I am passionate about resilient flooring. It not only pays the mortgage, but it gets the creative juices flowing. I have spent over 18 years either working in or running technical departments, and like so many of us, I spent many years working on my knees while perfecting my craft. Like those of us who are passionate about our industry, I am very proud of my achievements, one of which was winning every category of the Floorcovering Fitter of the Year competition in the United Kingdom—still an unmatched achievement that I was honored to receive.

This may be surprising, but it has been argued that resilient flooring as a product was first created by people walking on animal feces in homes shared with sheep and other livestock to keep them safe at night. This compressed the “material” – creating a hard-surfaced and resilient floor covering, and although cleaning was not yet a consideration, it did undergo the first formulation change when mint was added for obvious reasons. 

Resilient flooring evolved with rubber floor tiles, which date back to the 12th or 13th century. However, it was the development of the vulcanization process centuries later that made rubber a viable commercial resilient flooring. Linoleum was the first sheet flooring, patented in 1860, and it remained a popular choice right up until the end of World War II. Cork tiles arrived in 1904 and sales peaked in the 1920s when asphalt tiles were introduced and continued as the popular choice until the 1960s. Skipping past the asbestos period, the popularity of linoleum declined because of the easier to clean and durable vinyl flooring, including the very popular vinyl composition tiles (VCT) and solid vinyl tiles. Growing demands for performance saw the arrival of cushioned vinyl, then came the drive for greener products, bringing back the Linoleum, cork and rubber flooring. We even have various combinations of these along with “PVC free” flooring made from polyester or polyolefin.

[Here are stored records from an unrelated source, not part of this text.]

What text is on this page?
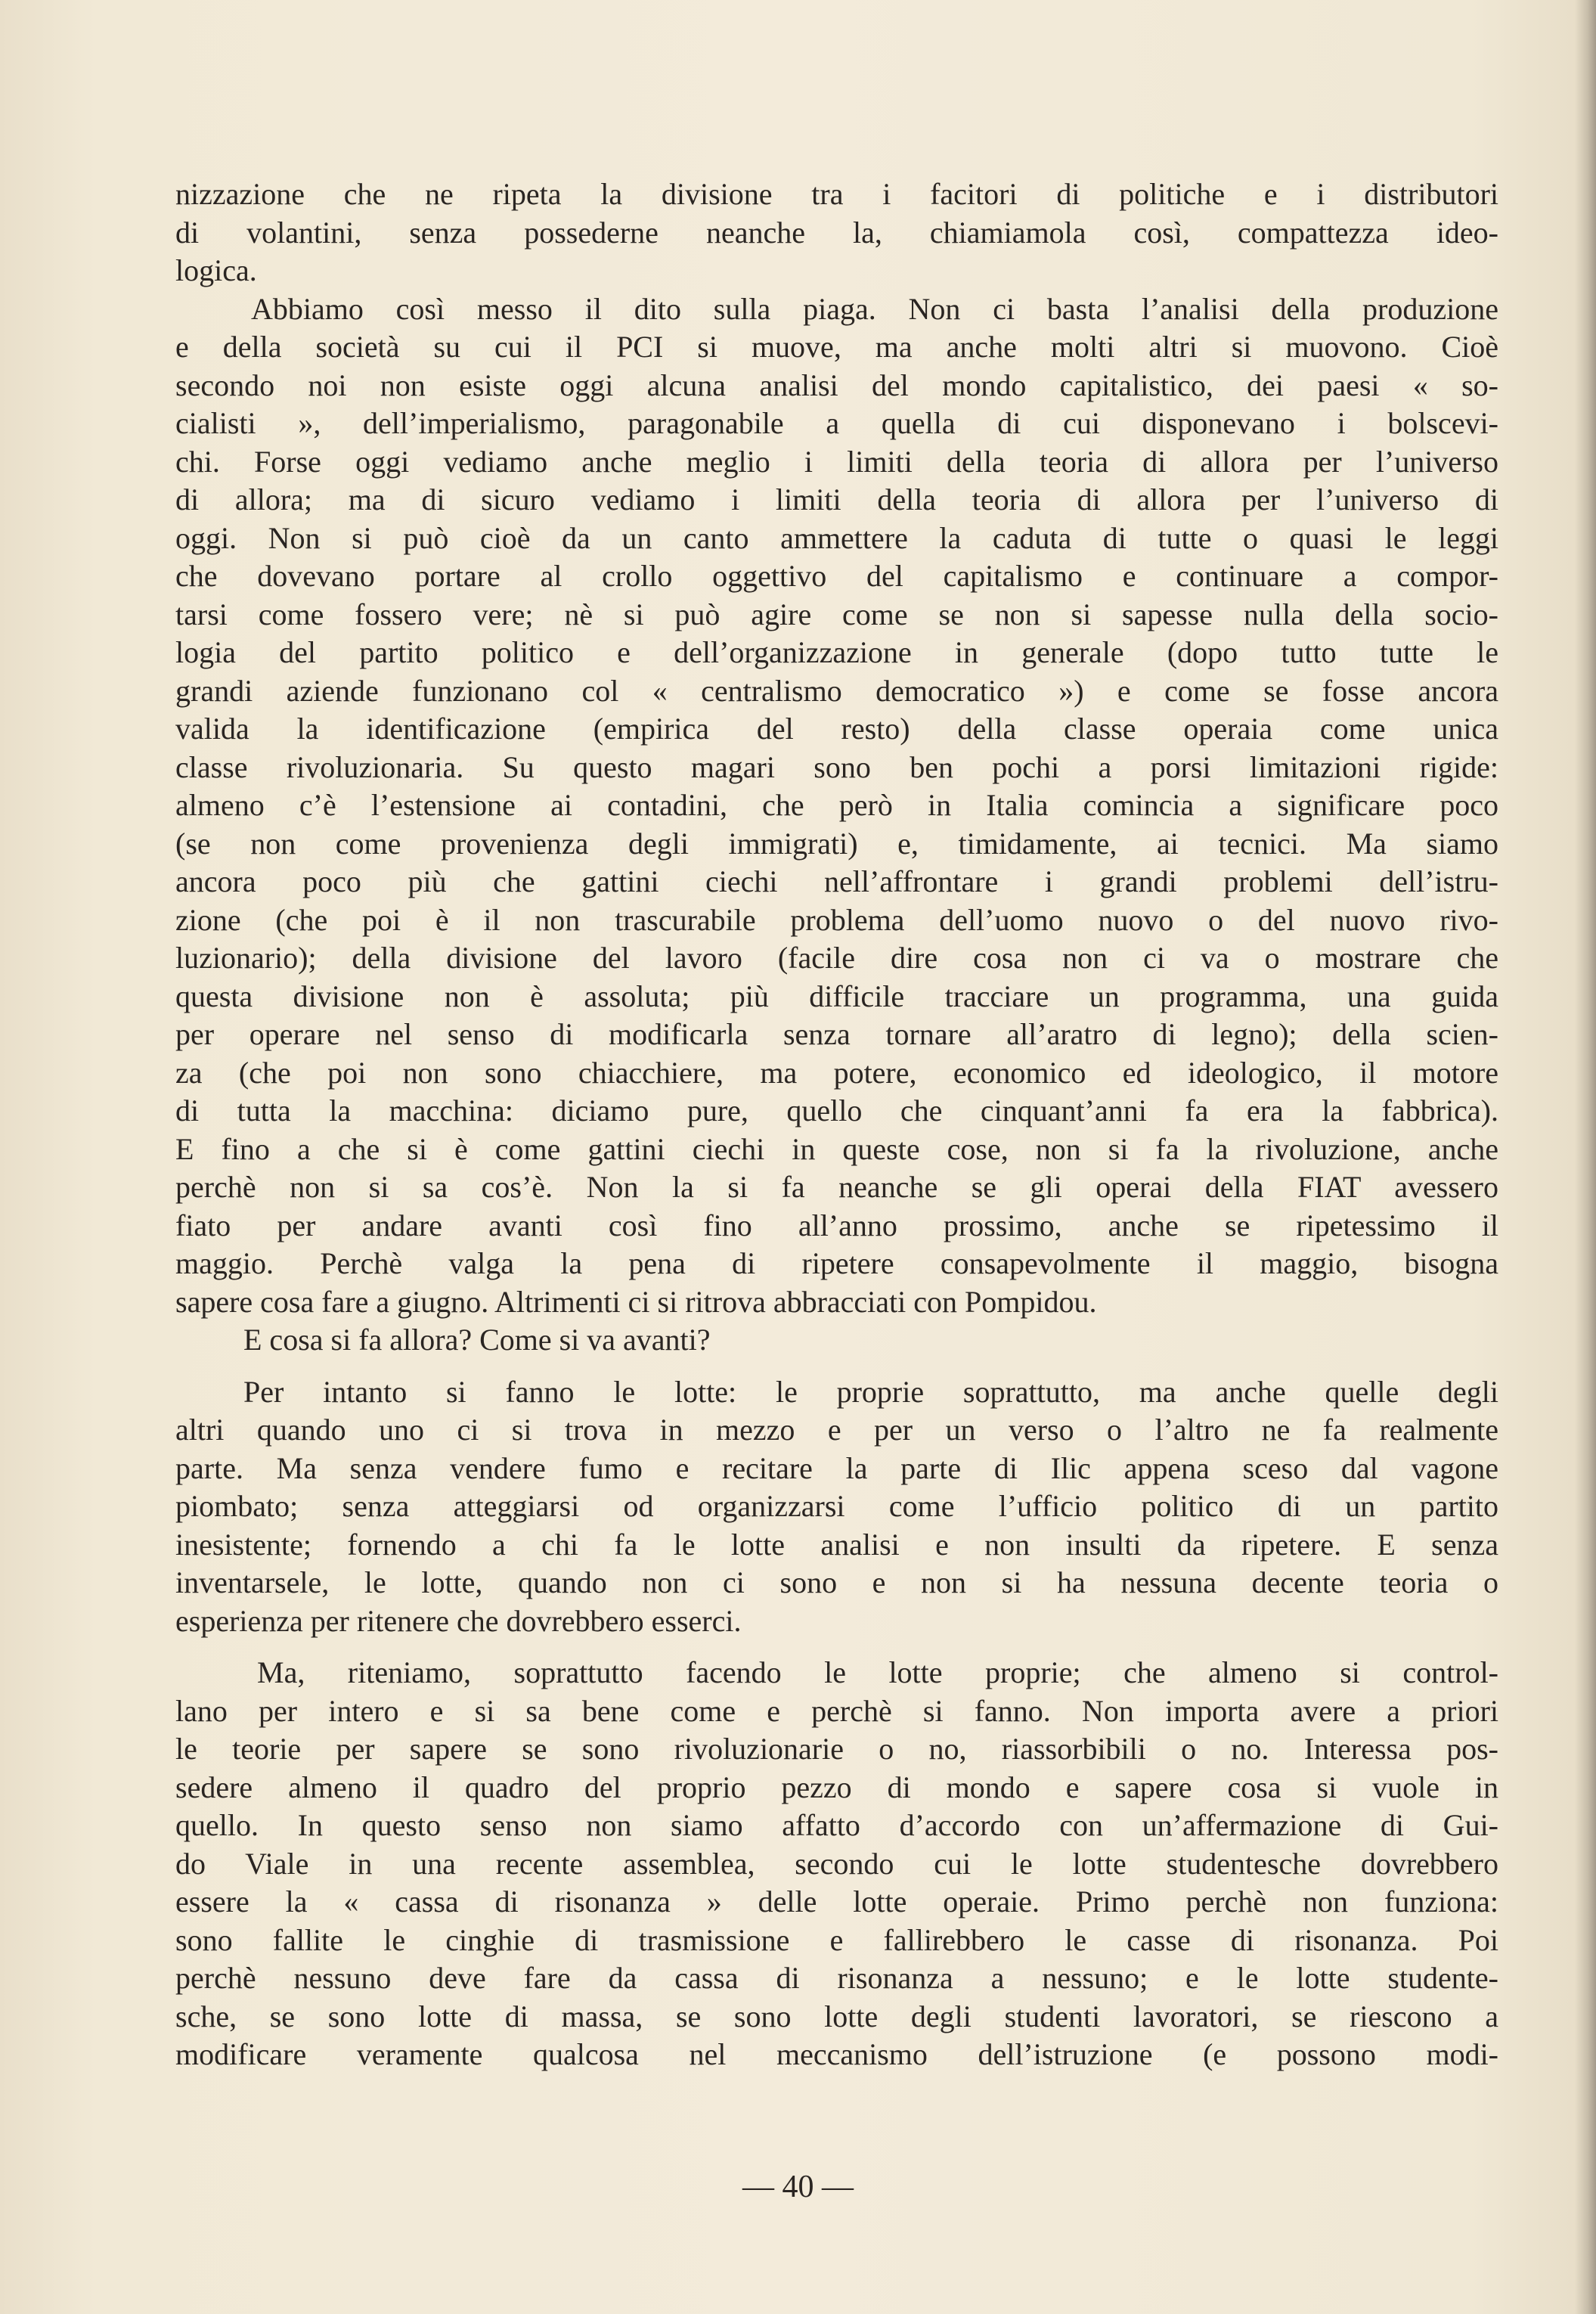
nizzazione che ne ripeta la divisione tra i facitori di politiche e i distributori
di volantini, senza possederne neanche la, chiamiamola così, compattezza ideo-
logica.
Abbiamo così messo il dito sulla piaga. Non ci basta l’analisi della produzione
e della società su cui il PCI si muove, ma anche molti altri si muovono. Cioè
secondo noi non esiste oggi alcuna analisi del mondo capitalistico, dei paesi « so-
cialisti », dell’imperialismo, paragonabile a quella di cui disponevano i bolscevi-
chi. Forse oggi vediamo anche meglio i limiti della teoria di allora per l’universo
di allora; ma di sicuro vediamo i limiti della teoria di allora per l’universo di
oggi. Non si può cioè da un canto ammettere la caduta di tutte o quasi le leggi
che dovevano portare al crollo oggettivo del capitalismo e continuare a compor-
tarsi come fossero vere; nè si può agire come se non si sapesse nulla della socio-
logia del partito politico e dell’organizzazione in generale (dopo tutto tutte le
grandi aziende funzionano col « centralismo democratico ») e come se fosse ancora
valida la identificazione (empirica del resto) della classe operaia come unica
classe rivoluzionaria. Su questo magari sono ben pochi a porsi limitazioni rigide:
almeno c’è l’estensione ai contadini, che però in Italia comincia a significare poco
(se non come provenienza degli immigrati) e, timidamente, ai tecnici. Ma siamo
ancora poco più che gattini ciechi nell’affrontare i grandi problemi dell’istru-
zione (che poi è il non trascurabile problema dell’uomo nuovo o del nuovo rivo-
luzionario); della divisione del lavoro (facile dire cosa non ci va o mostrare che
questa divisione non è assoluta; più difficile tracciare un programma, una guida
per operare nel senso di modificarla senza tornare all’aratro di legno); della scien-
za (che poi non sono chiacchiere, ma potere, economico ed ideologico, il motore
di tutta la macchina: diciamo pure, quello che cinquant’anni fa era la fabbrica).
E fino a che si è come gattini ciechi in queste cose, non si fa la rivoluzione, anche
perchè non si sa cos’è. Non la si fa neanche se gli operai della FIAT avessero
fiato per andare avanti così fino all’anno prossimo, anche se ripetessimo il
maggio. Perchè valga la pena di ripetere consapevolmente il maggio, bisogna
sapere cosa fare a giugno. Altrimenti ci si ritrova abbracciati con Pompidou.
E cosa si fa allora? Come si va avanti?
Per intanto si fanno le lotte: le proprie soprattutto, ma anche quelle degli
altri quando uno ci si trova in mezzo e per un verso o l’altro ne fa realmente
parte. Ma senza vendere fumo e recitare la parte di Ilic appena sceso dal vagone
piombato; senza atteggiarsi od organizzarsi come l’ufficio politico di un partito
inesistente; fornendo a chi fa le lotte analisi e non insulti da ripetere. E senza
inventarsele, le lotte, quando non ci sono e non si ha nessuna decente teoria o
esperienza per ritenere che dovrebbero esserci.
Ma, riteniamo, soprattutto facendo le lotte proprie; che almeno si control-
lano per intero e si sa bene come e perchè si fanno. Non importa avere a priori
le teorie per sapere se sono rivoluzionarie o no, riassorbibili o no. Interessa pos-
sedere almeno il quadro del proprio pezzo di mondo e sapere cosa si vuole in
quello. In questo senso non siamo affatto d’accordo con un’affermazione di Gui-
do Viale in una recente assemblea, secondo cui le lotte studentesche dovrebbero
essere la « cassa di risonanza » delle lotte operaie. Primo perchè non funziona:
sono fallite le cinghie di trasmissione e fallirebbero le casse di risonanza. Poi
perchè nessuno deve fare da cassa di risonanza a nessuno; e le lotte studente-
sche, se sono lotte di massa, se sono lotte degli studenti lavoratori, se riescono a
modificare veramente qualcosa nel meccanismo dell’istruzione (e possono modi-
— 40 —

Some impressive developments have happened over a very long time, and much more is happening today. We have flexible resin-based terrazzo tile which allows it to be shaped when required. Manufacturers are investing in developing greener, easier to install products. We have the evolution of vinyl tiles, or luxury vinyl tile or plank (LVT/LVP) which is simply a marketing term for heterogeneous vinyl tile or plank flooring. Each layer is specifically engineered to enhance the performance characteristics of the product: everything from enhancing the bond, acoustic characteristics, dimensional stability and clarity of the print film along with “no wax” wear layers and top surfaces.

Rigid-core products of various qualities and types of construction are now available, with either direct bond or click installation methods. Xcore Connect by Mats, Inc., is one that uses a mineral core that improves the dimensional stability and impact resistance. The pre-applied base layer provides outstanding sound absorption, and on properly prepared subfloors moisture testing is not required. All of these developments are intended to make the subfloor preparation and subsequent flooring installation much easier and faster. A sister product for walls called Xcore Ascend uses the same technology for its thinner core, giving greater dimensional stability and allows for a peel-and-stick installation method that surely cannot get any faster or easier. 

Other new developments are available, such as commercial bio-polyurethane flooring, available in either sheet, tiles or planks—an entirely new class of resilient flooring produced from nearly 90 percent rapidly renewable and natural raw materials including canola oil (harvested from rappa seed), castor oil (harvested from castor seed) and chalk. When you consider all of the improvements in the installation methods as well as the new products that are coming soon, these are indeed exciting times in our chosen profession. 

And just for the record: I personally prefer mint with my lamb, not my floor.